Later everyone said it was lucky I didn't break a bone, or my back. Granddad said there must have been ten bales or more on top of me when he found me. But I wasn't hurt. I lay there smelling the warm hay, feeling its weight on top of me, wondering about the darkness because the bales had sealed me off from the world and the light. I wasn't scared. It was the first time I remember thinking it was strange how the world could go from one way to another in a minute, from one simple misstep. From light and air to darkness and heaviness and the smell of hay so close around me it pressed in like a blanket. I've thought of that many times since. I didn't fight my way out from under the hay. I lay there for what seemed like hours, until my granddad came up to check on me and found me under the hay and lifted it all off and set me free.

“You gave us half a scare, boy,” he said later. “Thought you were dead for a minute.”

I never told my granddad I could have made my own way out from underneath the hay any time I wanted. That I didn't because I liked the darkness, and the smell, and I knew things under the hay I couldn't have known at any other time. I was only five.

WHEN I WAS FIVE I
almost died.

Mom said it was something called a “summer complaint.” I got all filled up and couldn't breathe and they took me to the Oldsport hospital. A whole bunch of doctors and nurses put needles in my arms and took my temperature.

I was really scared. Jake and Mom weren't allowed to see me, because the doctors thought they might get it too. The doctors and nurses who came into my room had to wear masks. The nurses were really nice, but I still wanted to go home. I couldn't sleep at night. There was too much light, and the nurses kept coming in and waking me up. Once during the day I fell asleep and when I woke up Jake was sitting beside my bed with a white mask over his mouth and nose. It looked like he was crying.

“What's wrong, Jake?” I asked.

“Nothing, squirt,” he said. “How you feeling?”

“I want to go home, Jake,” I said.

“Soon, squirt,” he said. “Soon.”

I was in the hospital for almost a whole week and when I went home I didn't have to go to school in September when it started. I was home for almost two months. The principal wanted to keep
me back because I missed too much but Mom fought with him and they let me in. My first day back everyone talked about how I was almost dead.

“Hey shithead!” one of the older kids said to me on the playground at recess. “Heard you almost kicked the bucket!”

I didn't know what “kicked the bucket” meant.

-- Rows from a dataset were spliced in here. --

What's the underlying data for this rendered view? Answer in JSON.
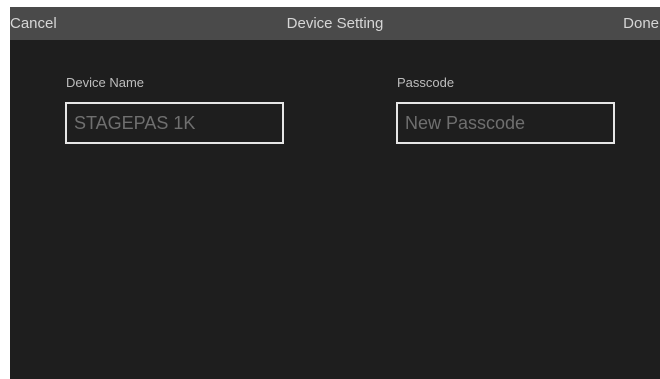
{
  "navbar": {
    "cancel_label": "Cancel",
    "title": "Device Setting",
    "done_label": "Done"
  },
  "form": {
    "device_name": {
      "label": "Device Name",
      "value": "STAGEPAS 1K"
    },
    "passcode": {
      "label": "Passcode",
      "placeholder": "New Passcode"
    }
  },
  "colors": {
    "background": "#1e1e1e",
    "navbar": "#4a4a4a",
    "field_border": "#e6e6e6"
  }
}
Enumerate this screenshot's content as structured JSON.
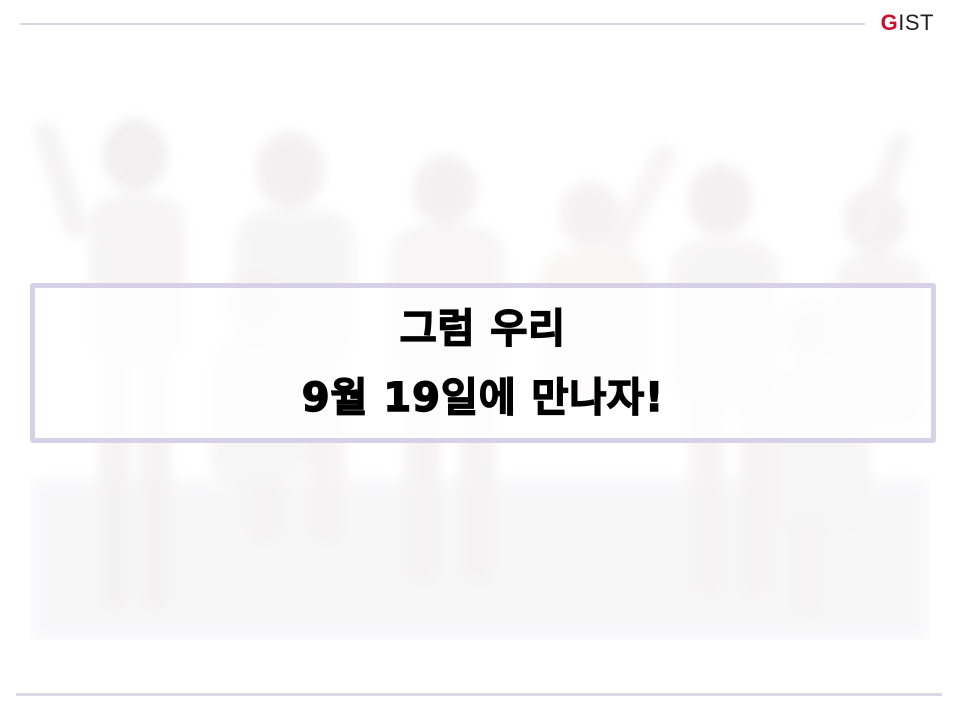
{
  "header": {
    "logo": {
      "first_letter": "G",
      "rest": "IST"
    }
  },
  "main": {
    "message": {
      "line1": "그럼 우리",
      "line2": "9월 19일에 만나자!"
    }
  },
  "colors": {
    "accent": "#c8102e",
    "frame": "#d7d1e8",
    "rule": "#d9d6e6"
  }
}
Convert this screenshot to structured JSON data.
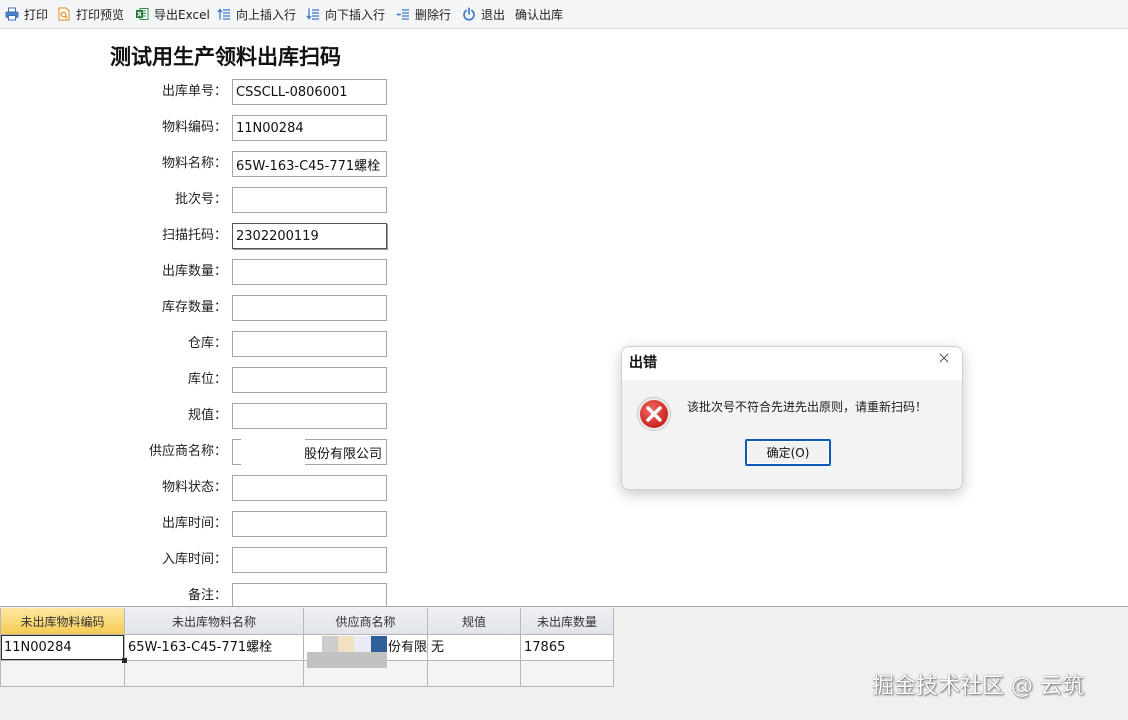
{
  "toolbar": {
    "items": [
      {
        "label": "打印",
        "icon": "printer-icon"
      },
      {
        "label": "打印预览",
        "icon": "print-preview-icon"
      },
      {
        "label": "导出Excel",
        "icon": "excel-icon"
      },
      {
        "label": "向上插入行",
        "icon": "insert-row-above-icon"
      },
      {
        "label": "向下插入行",
        "icon": "insert-row-below-icon"
      },
      {
        "label": "删除行",
        "icon": "delete-row-icon"
      },
      {
        "label": "退出",
        "icon": "power-icon"
      },
      {
        "label": "确认出库"
      }
    ]
  },
  "form": {
    "title": "测试用生产领料出库扫码",
    "fields": [
      {
        "label": "出库单号：",
        "value": "CSSCLL-0806001"
      },
      {
        "label": "物料编码：",
        "value": "11N00284"
      },
      {
        "label": "物料名称：",
        "value": "65W-163-C45-771螺栓"
      },
      {
        "label": "批次号：",
        "value": ""
      },
      {
        "label": "扫描托码：",
        "value": "2302200119"
      },
      {
        "label": "出库数量：",
        "value": ""
      },
      {
        "label": "库存数量：",
        "value": ""
      },
      {
        "label": "仓库：",
        "value": ""
      },
      {
        "label": "库位：",
        "value": ""
      },
      {
        "label": "规值：",
        "value": ""
      },
      {
        "label": "供应商名称：",
        "value": "股份有限公司"
      },
      {
        "label": "物料状态：",
        "value": ""
      },
      {
        "label": "出库时间：",
        "value": ""
      },
      {
        "label": "入库时间：",
        "value": ""
      },
      {
        "label": "备注：",
        "value": ""
      }
    ]
  },
  "dialog": {
    "title": "出错",
    "message": "该批次号不符合先进先出原则，请重新扫码！",
    "ok_label": "确定(O)",
    "icon": "error-icon",
    "close_icon": "close-icon"
  },
  "grid": {
    "columns": [
      "未出库物料编码",
      "未出库物料名称",
      "供应商名称",
      "规值",
      "未出库数量"
    ],
    "rows": [
      [
        "11N00284",
        "65W-163-C45-771螺栓",
        "份有限",
        "无",
        "17865"
      ],
      [
        "",
        "",
        "",
        "",
        ""
      ]
    ]
  },
  "watermark": "掘金技术社区 @ 云筑",
  "colors": {
    "selected_header": "#f6cb52",
    "error_red": "#d4302b",
    "default_button_border": "#0a5ab6",
    "toolbar_icon_blue": "#3c78c8"
  }
}
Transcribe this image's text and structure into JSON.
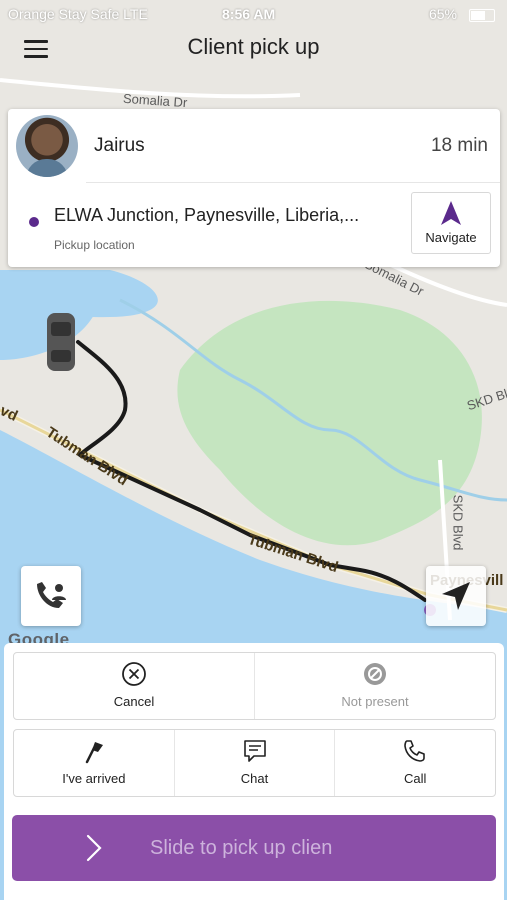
{
  "status_bar": {
    "carrier": "Orange Stay Safe  LTE",
    "time": "8:56 AM",
    "battery": "65%"
  },
  "header": {
    "title": "Client pick up",
    "menu_icon": "hamburger-menu-icon"
  },
  "map": {
    "road_labels": [
      "Somalia Dr",
      "Somalia Dr",
      "Tubman Blvd",
      "Tubman Blvd",
      "SKD Blvd",
      "SKD Blvd",
      "vd",
      "Paynesvill"
    ],
    "google_logo": "Google",
    "colors": {
      "land": "#e9e7e2",
      "water": "#a8d4f2",
      "park": "#c5e5c0",
      "route": "#1a1a1a"
    }
  },
  "client_card": {
    "name": "Jairus",
    "eta": "18 min",
    "pickup_address": "ELWA Junction, Paynesville, Liberia,...",
    "pickup_label": "Pickup location",
    "navigate_label": "Navigate",
    "accent_color": "#5b2a8c"
  },
  "actions": {
    "cancel_label": "Cancel",
    "not_present_label": "Not present",
    "arrived_label": "I've arrived",
    "chat_label": "Chat",
    "call_label": "Call"
  },
  "slide": {
    "label": "Slide to pick up clien",
    "color": "#8b4fa8"
  }
}
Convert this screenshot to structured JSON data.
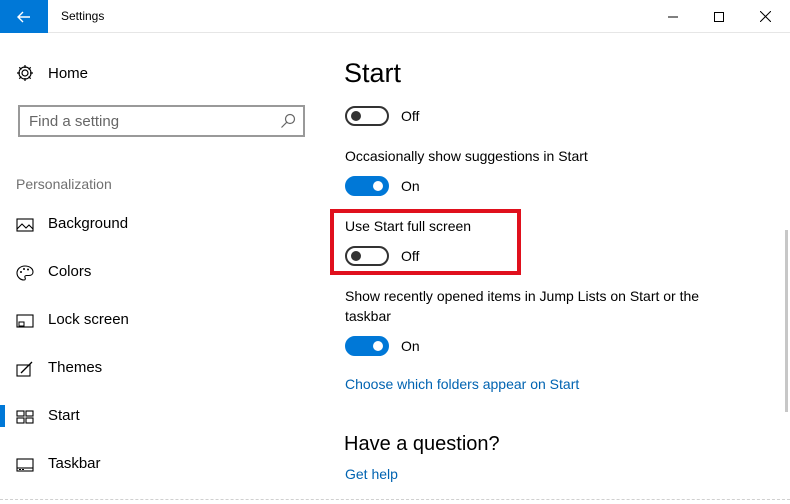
{
  "window": {
    "title": "Settings",
    "back_icon": "arrow-left-icon",
    "minimize_icon": "minimize-icon",
    "maximize_icon": "maximize-icon",
    "close_icon": "close-icon",
    "accent_color": "#0078d7"
  },
  "sidebar": {
    "home_label": "Home",
    "search_placeholder": "Find a setting",
    "section_label": "Personalization",
    "items": [
      {
        "label": "Background",
        "icon": "picture-icon",
        "active": false
      },
      {
        "label": "Colors",
        "icon": "palette-icon",
        "active": false
      },
      {
        "label": "Lock screen",
        "icon": "lock-screen-icon",
        "active": false
      },
      {
        "label": "Themes",
        "icon": "themes-icon",
        "active": false
      },
      {
        "label": "Start",
        "icon": "start-icon",
        "active": true
      },
      {
        "label": "Taskbar",
        "icon": "taskbar-icon",
        "active": false
      }
    ]
  },
  "main": {
    "title": "Start",
    "settings": [
      {
        "label": "",
        "state": "Off",
        "on": false
      },
      {
        "label": "Occasionally show suggestions in Start",
        "state": "On",
        "on": true
      },
      {
        "label": "Use Start full screen",
        "state": "Off",
        "on": false,
        "highlighted": true
      },
      {
        "label_line1": "Show recently opened items in Jump Lists on Start or the",
        "label_line2": "taskbar",
        "state": "On",
        "on": true
      }
    ],
    "folders_link": "Choose which folders appear on Start",
    "help_title": "Have a question?",
    "help_link": "Get help",
    "highlight_color": "#e0101d"
  }
}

Jake had to explain it to me. For a while everyone was really nice. Even Mom. But then she got tired of having me under her feet and made me get dressed in my snowsuit one afternoon and go outside and play with the other kids. Mom always said I should go out and play with the other kids though there was no one else to play with on our road. Jake got mad and said I was still too sick to be outside in the snow. Mom told him I was her son and not his and she could do whatever she wanted. Jake and her started screaming and Jake got so mad he left and didn't come home for three days. That was no big deal. Jake was always taking off for two or three days after he and Mom got in one of their fights. Each time it happened I worried he wouldn't come back. When Jake wasn't around things were too quiet in our house. But Jake always did come back. He'd show up like normal one morning. I'd get outta bed and go to the kitchen and there Jake would be, sitting with Mom at the kitchen table, smoking and drinking coffee.

“Heyya squirt,” he'd say as if he hadn't been anywhere at all. He and Mom would be talking quietly about anything except their fight and the fact we hadn't seen Jake for days. For a while things would be okay between them. I liked these times. I could sit between my mother and Jake at the table and eat my Frosted Flakes and not worry one of them was going to get mad and start yelling. Sometimes Jake reached out and mussed my hair. Mom didn't say anything, though normally she didn't like Jake to touch me. I loved it when Jake touched me. It made me feel all good inside, like I was sitting next to a wood stove and outside it was storming real bad, but inside I was warm and safe. That's how having Jake touch me made me feel.